My tenure in the industry extends over 25 years. The online part was originally just an extension of my professional gambling with an eye on the future. To be honest there is no one that stands out but I have been quite impressed by Michael Shackleford at the Wizard of Odds. He did great work whilst not (until recently) overly commercialising his operation. And of the old-timers, Stanford Wong (pen name), his book Basic Blackjack was anything but basic and so concisely written it saved me so much work.
The only person I have met that did not fail to meet the hype is Sir Clive Sinclair. A person that many have forgotten or never come into contact with. He not only invented the first programmable calculator but also brought the first computer into the homes of millions in 1980, thereby starting the world we know now where a keypad and connection to the world is omnipresent. He believed in his visions and stuck to them, even when they were wrong. That's good and bad I know but 30 years on he has a new computer coming out, the Vega. That is perseverance for you. And he is a good friend.
Why Mobile Gambling Is The Future
You have to say very probably yes. I have some technical experience of the mobile industry and there is an inexorable rise in the number of people whose only connection to the world is through their SIM card.
Increasing data resources from mobile networks will give tethering and data SIM services a massive presence in the next few years. The tide is only one way. This is definitely better for the operators and worse for the punters. Less information, less control and more spontaneous. Unless regulators step in, this is where we are headed.
Politics. Politicians will go with what they think is beneficial to themselves by judging popular public opinion. So either that means trying to tax the industry out of business or regulating so strongly that everyone is affected adversely. The gambling industry as a whole is an easy target and online gambling very easy. If it is regulated or taxed so strongly that some go out of business there will be nobody defending it.
That is simple.
Dealing With Rogue Online Casinos
- I remove them as much as I can from The Good Gambling Guide and then find an appropriate article or create one and post this describing what has happened. That has not exactly happened to us as yet but very well could.

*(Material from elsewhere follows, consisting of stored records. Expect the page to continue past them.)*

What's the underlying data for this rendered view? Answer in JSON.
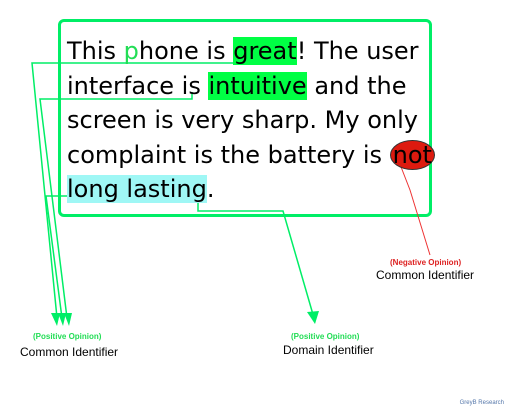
{
  "review": {
    "line1": {
      "a": "This ",
      "p": "p",
      "b": "hone is ",
      "great": "great",
      "c": "!  The user"
    },
    "line2": {
      "a": "interface is ",
      "intuitive": "intuitive",
      "b": " and the"
    },
    "line3": "screen is very sharp.  My only",
    "line4": {
      "a": "complaint is the battery is ",
      "not": "not"
    },
    "line5": {
      "long": "long lasting",
      "b": "."
    }
  },
  "labels": {
    "negative": {
      "tag": "(Negative Opinion)",
      "name": "Common Identifier",
      "color": "#dd2222"
    },
    "positive_common": {
      "tag": "(Positive Opinion)",
      "name": "Common Identifier",
      "color": "#22dd55"
    },
    "positive_domain": {
      "tag": "(Positive Opinion)",
      "name": "Domain Identifier",
      "color": "#22dd55"
    }
  },
  "credit": "GreyB Research"
}
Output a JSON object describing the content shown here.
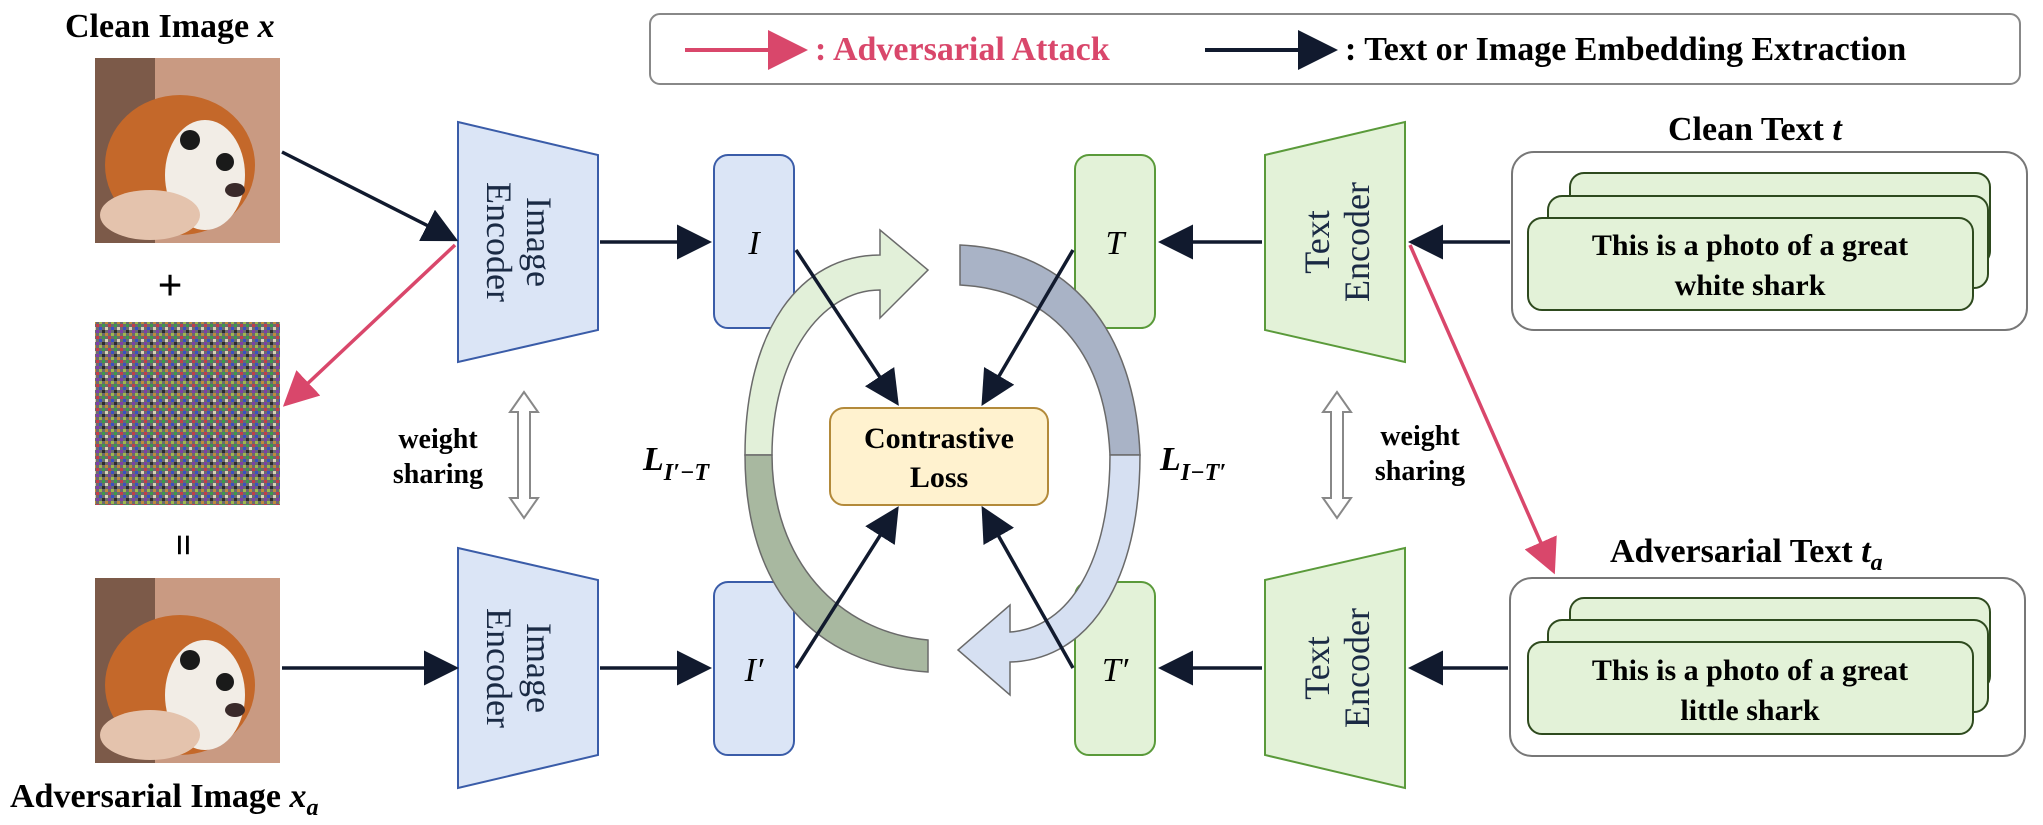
{
  "legend": {
    "attack_label": ": Adversarial Attack",
    "embed_label": ": Text or Image Embedding Extraction",
    "attack_color": "#d9476b",
    "embed_color": "#111a2e"
  },
  "labels": {
    "clean_image_prefix": "Clean Image ",
    "clean_image_var": "x",
    "adv_image_prefix": "Adversarial Image ",
    "adv_image_var": "x",
    "adv_image_sub": "a",
    "plus": "+",
    "equals": "=",
    "clean_text_prefix": "Clean Text ",
    "clean_text_var": "t",
    "adv_text_prefix": "Adversarial Text ",
    "adv_text_var": "t",
    "adv_text_sub": "a"
  },
  "encoders": {
    "image_line1": "Image",
    "image_line2": "Encoder",
    "text_line1": "Text",
    "text_line2": "Encoder"
  },
  "embeddings": {
    "I": "I",
    "I_prime": "I′",
    "T": "T",
    "T_prime": "T′"
  },
  "weight_sharing": {
    "line1": "weight",
    "line2": "sharing"
  },
  "loss": {
    "line1": "Contrastive",
    "line2": "Loss",
    "left_L": "L",
    "left_sub": "I′−T",
    "right_L": "L",
    "right_sub": "I−T′"
  },
  "texts": {
    "clean_line1": "This is a photo of a great",
    "clean_line2": "white shark",
    "adv_line1": "This is a photo of a great",
    "adv_line2": "little shark"
  }
}
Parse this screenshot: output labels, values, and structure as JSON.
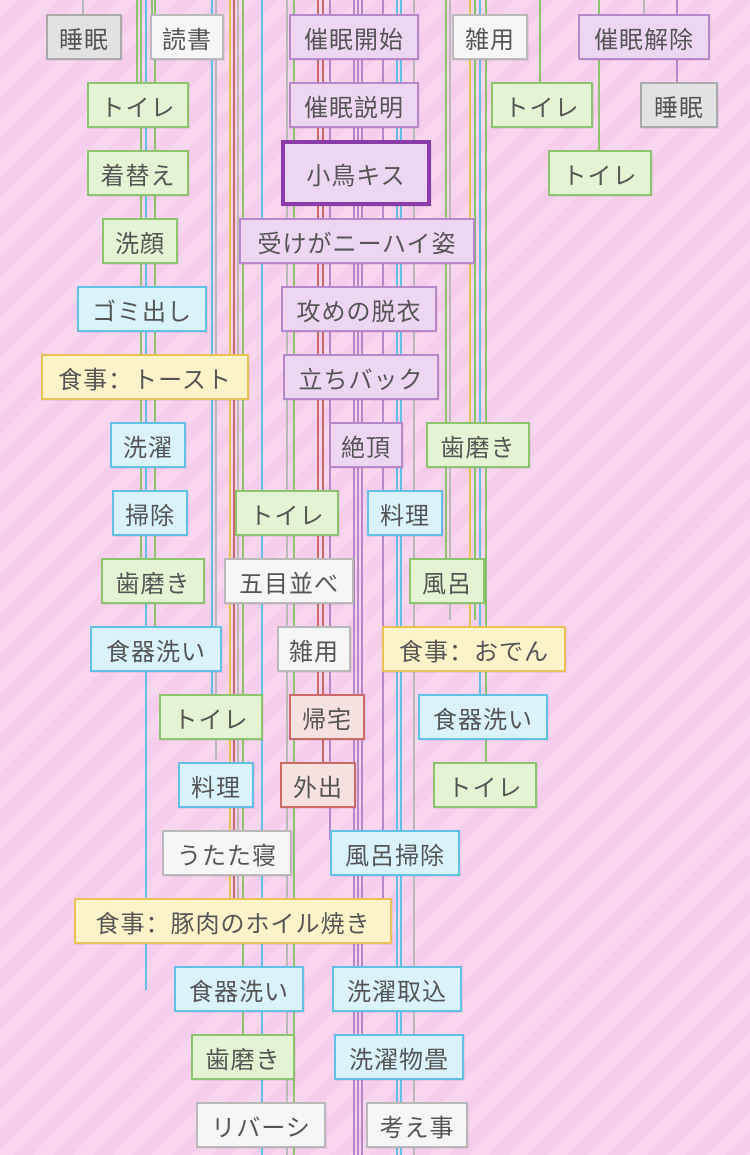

- Without naming any corporations I have certainly removed affiliate partners who have reneged on deals. They are big name players who decided that when they moved abroad that they could do what they want.
A deposit bonus should only be considered in deciding to join a particular site if your normal intended play will trigger the bonus anyway.
The Sign Up Bonus
- The deposit bonus rules have changed across the industry to the point that fulfilling them just to claim the bonus creates a likely negative expectation to the player which is greater than the bonus.
- Hence on average a player will be out of pocket but if you intended to play hours of roulette or similar then its extra money and can be considered.
When I get out of the industry, which I surely will, I will reflect positively on the way my site tried to steer people in the direction of safe places to play with safe guidelines in mind. That is a fight that will carry on after I have left the ring. From the real world gambling I can remember some fantastic highs and lows, mostly highs. Money taken from casinos and bookmakers is much sweeter than any other sort.